Careers opportunities in sports


To get into most sports as a career, you realistically need to be already competing and winning at a high level while you’re still at school. There aren’t any qualifications required to be a athlete. However, it’s a good idea to fit some in alongside training as almost all athletes need a second career when they retire from sport. You might choose qualifications that will help you into one of the other careers on this list, such as coaching, or study something else that interests you.
Some universities are geared up towards helping students of all subjects to train and compete in sport to a high level so you could, say, study history or engineering while making the most of these opportunities.

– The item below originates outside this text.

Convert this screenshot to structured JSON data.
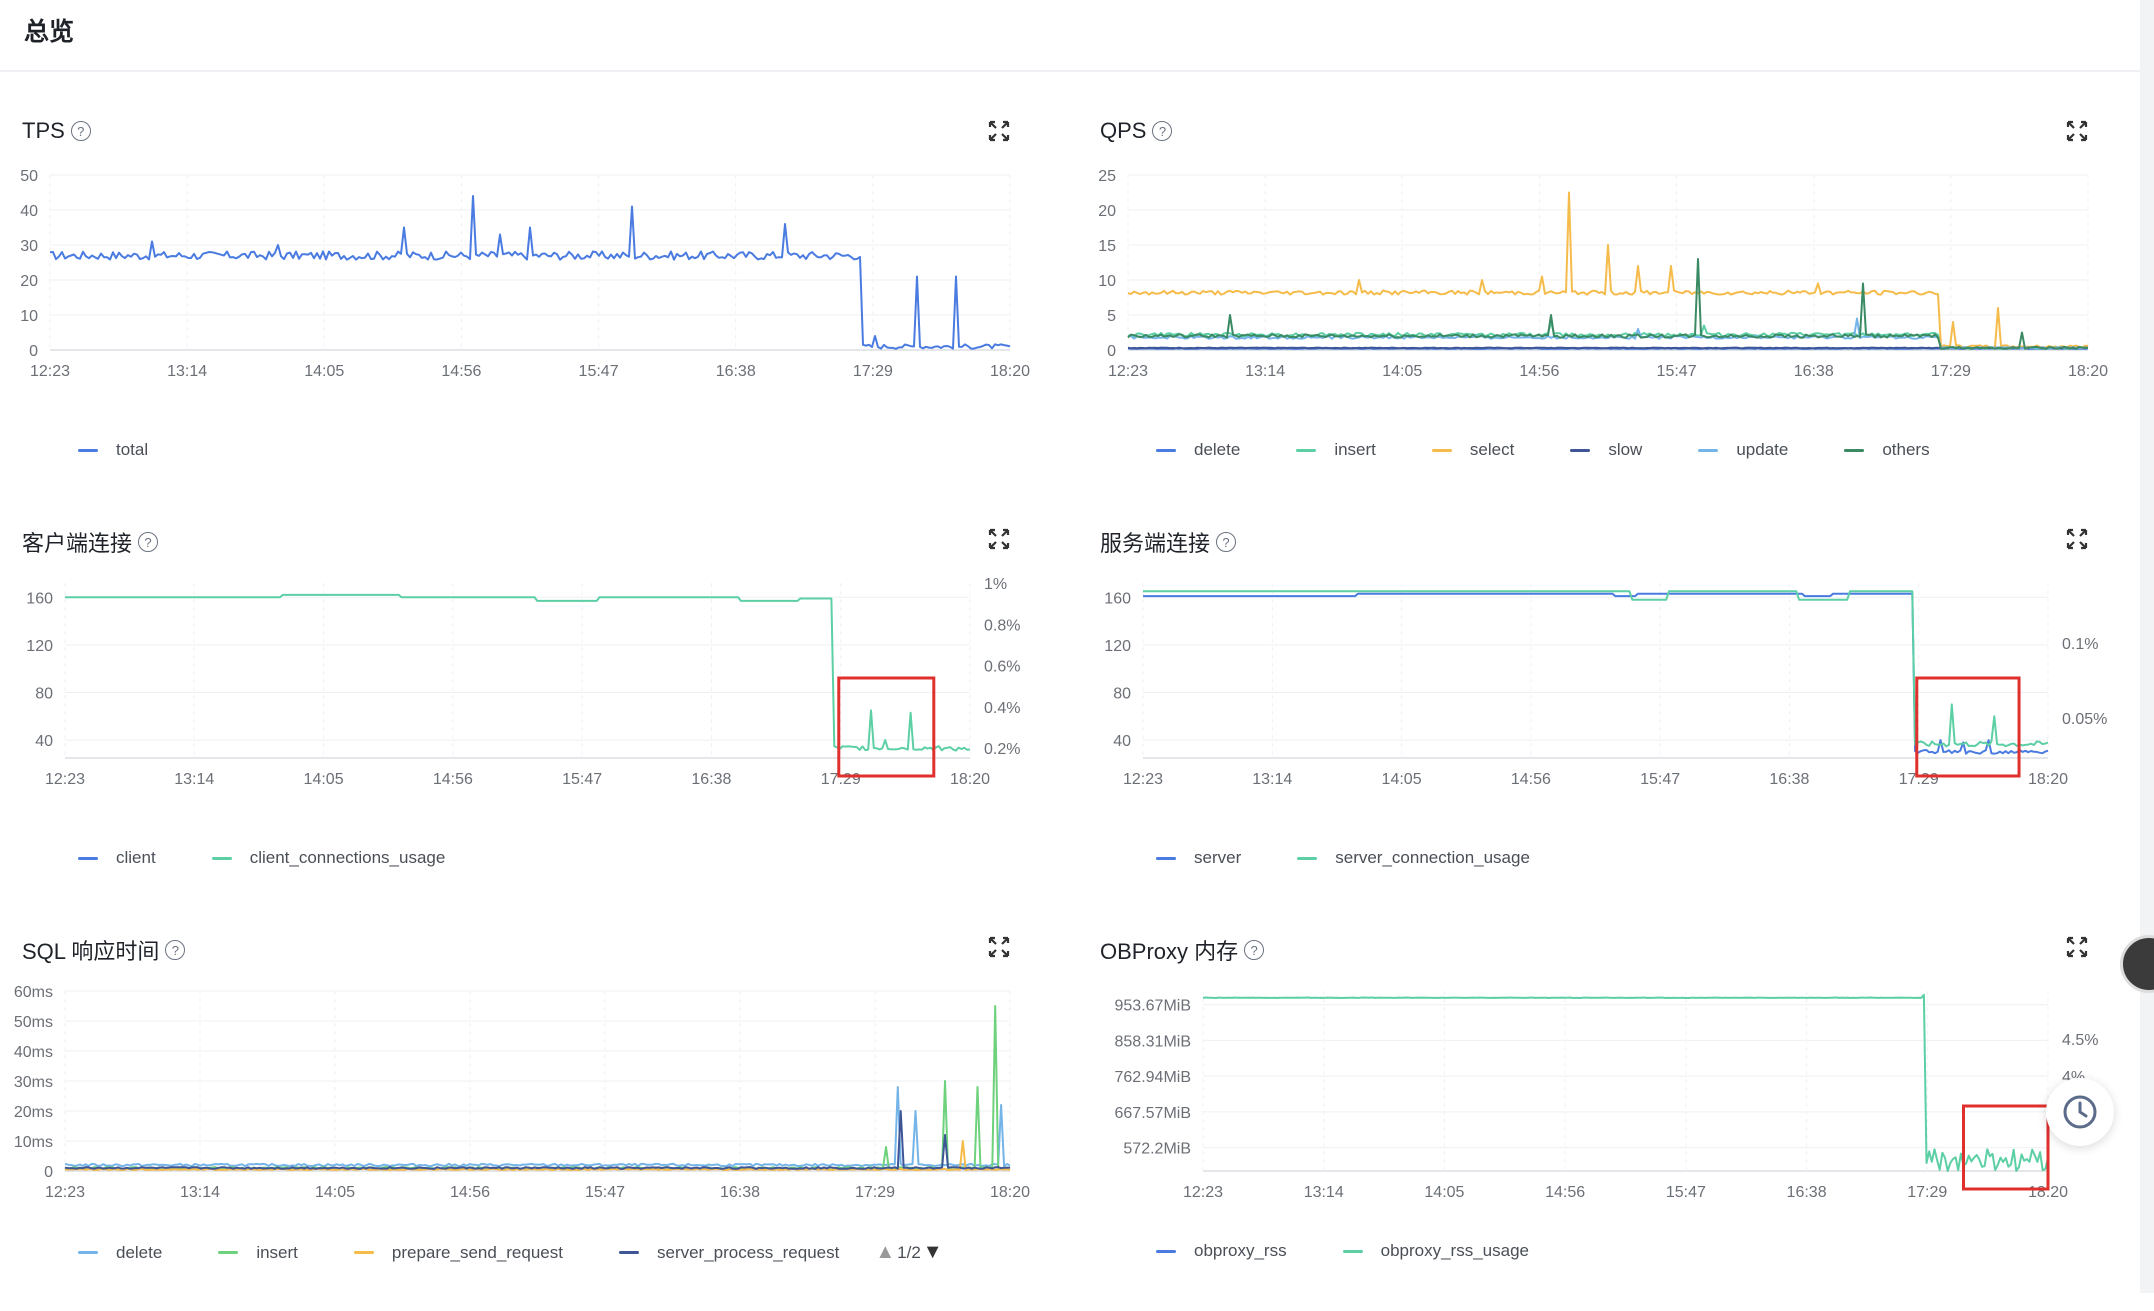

Sports coach/sports instructor: As a sports coach or instructor you’ll train people up in a particular sport, and/or lead group fitness sessions. You might work with children or adults of any level, and might be employed by a sports club, charity, community group, gym, sports governing body or school. A lot of positions are part-time, so you might need to coach for more than one employer or have a different job too.
To become a sports coach or instructor you’ll need a good level of ability in that sport and often a coaching qualification from relevant sports governing body. These tend to involve a few days of face-to-face learning and sometimes some work to complete at home as well. For some jobs you’ll also need to have competed in that sport to a specified level yourself (eg at county level or regional level). For jobs working with children, previous experience working with children is often sought.
Sports Development Officer: Sports development officers help run initiatives aimed at encouraging people to get involved in sport. Sometimes these are aimed at everyone in a local community; other times they are aimed at a particular group, such as older people. Tasks can involve finding and applying for sources of funding, keeping track of budgets, managing sports coaches and volunteers, and planning, organising and promoting the initiatives, for example through social media. Sometimes the jobs are combined with a sports coaching role, meaning that you’ll lead some of the activities yourself. You might be employed by a local authority, a sports governing body, a charity or a community association, for example. It’s likely that there will be some evening and weekend work involved, as this is when sports events and activities are most likely to be held. Entry requirements vary. For all jobs you’re likely to require relevant experience (for example through work experience placements and/or volunteering). In terms of qualifications, some employers value a sports-related degree; others prefer a sports coaching qualification.
Physical Education Teacher: PE Teachers plan and deliver lessons, assess students and arrange matches with other schools/colleges.
To become a PE teacher you need a degree and to obtain qualified teacher status (QTS). You can either take an undergraduate (first) degree in physical education that includes gaining QTS, or take a degree in a related subject and then gain QTS afterwards – the most common way to do this is to take a one-year postgraduate certificate in education (PGCE) before applying for jobs.
Sports lawyer: Sports lawyers advise their clients on the legal aspects of sport, and may also represent them in court. Their work can cover commercial agreements (for example regarding sponsorship and advertising), broadcasting rights for sporting events, employment contracts, transfers, injuries, sports regulation and disciplinary matters. Lawyers are divided into barristers (who frequently speak in court, and provide advice to solicitors on specialist areas) and solicitors (who provide lots of advice directly to clients). By far the most common route to becoming a solicitor or barrister is by taking a degree (either in law or in something else) followed by further education and training.
Sports physiotherapist: Sports physiotherapists work with athletes (professional and amateur) to help them overcome and prevent injuries. For example, they may assess an injury, develop a treatment plan and deliver it, such as by manual therapy (manipulating body parts), massage, hydrotherapy or setting exercises. Some sports physiotherapists are employed by sports clubs – if you work with professional athletes you’re likely to attend training sessions and competitions/ matches around the country or at international level. You could also work for a private physiotherapy clinic, or set up your own.
To become a sports physiotherapist you’ll need a degree in physiotherapy. You could do this either as an undergraduate (first) degree, or as a masters (a higher level degree) after studying a related subject first.